Web Document Encoding.
One important consideration for large Web services is data storage and processing efficiency. Much of the data on the Internet is contained in HTML documents that are useful for human browsing but incur significant drawbacks from a data management perspective. HTML has no real type information aside from layout instructions, so any data contained in the document is mixed with formatting and layout constructs intended to help browser software render pages on screen. Automated data extraction or comparison of Web pages is expensive and slow.
We have developed a new document encoding scheme to address some of the problems associated with storage and processing of Web documents to enable Web service applications to operate efficiently on a large scale. The Page Digest encoding is designed to bring some of the advantages of traditional string digest algorithms to bear on Web documents. A Page Digest of a Web document is more compact than HTML or XML format but preserves the original structural and semantic information contained in the source document. The Page Digest uses a document tree model and explicitly separates the structural elements of the document from its content. This feature allows many useful operations on the document to be performed more efficiently than operating on the plain text. Unlike schemes using general compression algorithms, a Page Digest is not "compressed" from the source nor does it need to be "decompressed" to be used, which minimizes the processing needed to convert a document from its native format. Page Digests can be efficiently converted back to the original document and are significantly smaller than the original document, thereby providing a scalable solution for large-scale Web services.

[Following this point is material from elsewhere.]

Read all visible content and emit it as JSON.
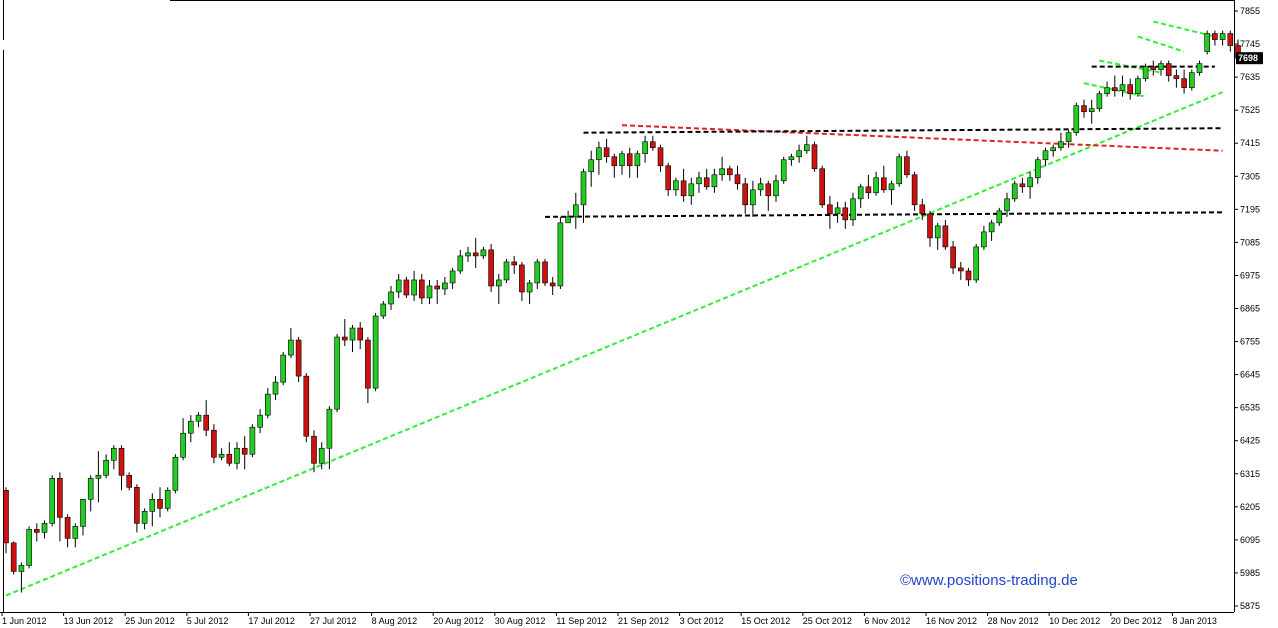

Mobile computing is an exciting research area, especially with the advent of low-cost global positioning and wireless Internet access. These tools create additional research problems since the constraints on a mobile device are radically different from those of a desktop machine. Data transformation for mobile devices, server-device data interactions such as broadcast scheduling, and human interfaces to mobile devices will all continue to be important topics as computers continue their migration away from the desktop.
I am keenly interested in applications of voice-recognition technology, both for mobile devices and for the desktop. Computer interaction via voice-recognition is fundamentally different than interacting with a keyboard and mouse. Both approaches have strengths and weaknesses: entering large blocks of prose text can be considerably faster with voice-recognition, but traditional input devices better facilitate tasks such as document navigation. This is not a failure of voice-recognition per se but is rather an opportunity to challenge the fundamental assumptions made in computer interface design. With computer usage continuing to rise, it will become increasingly important to provide machine interfaces that better match the needs and preferences of their varied users.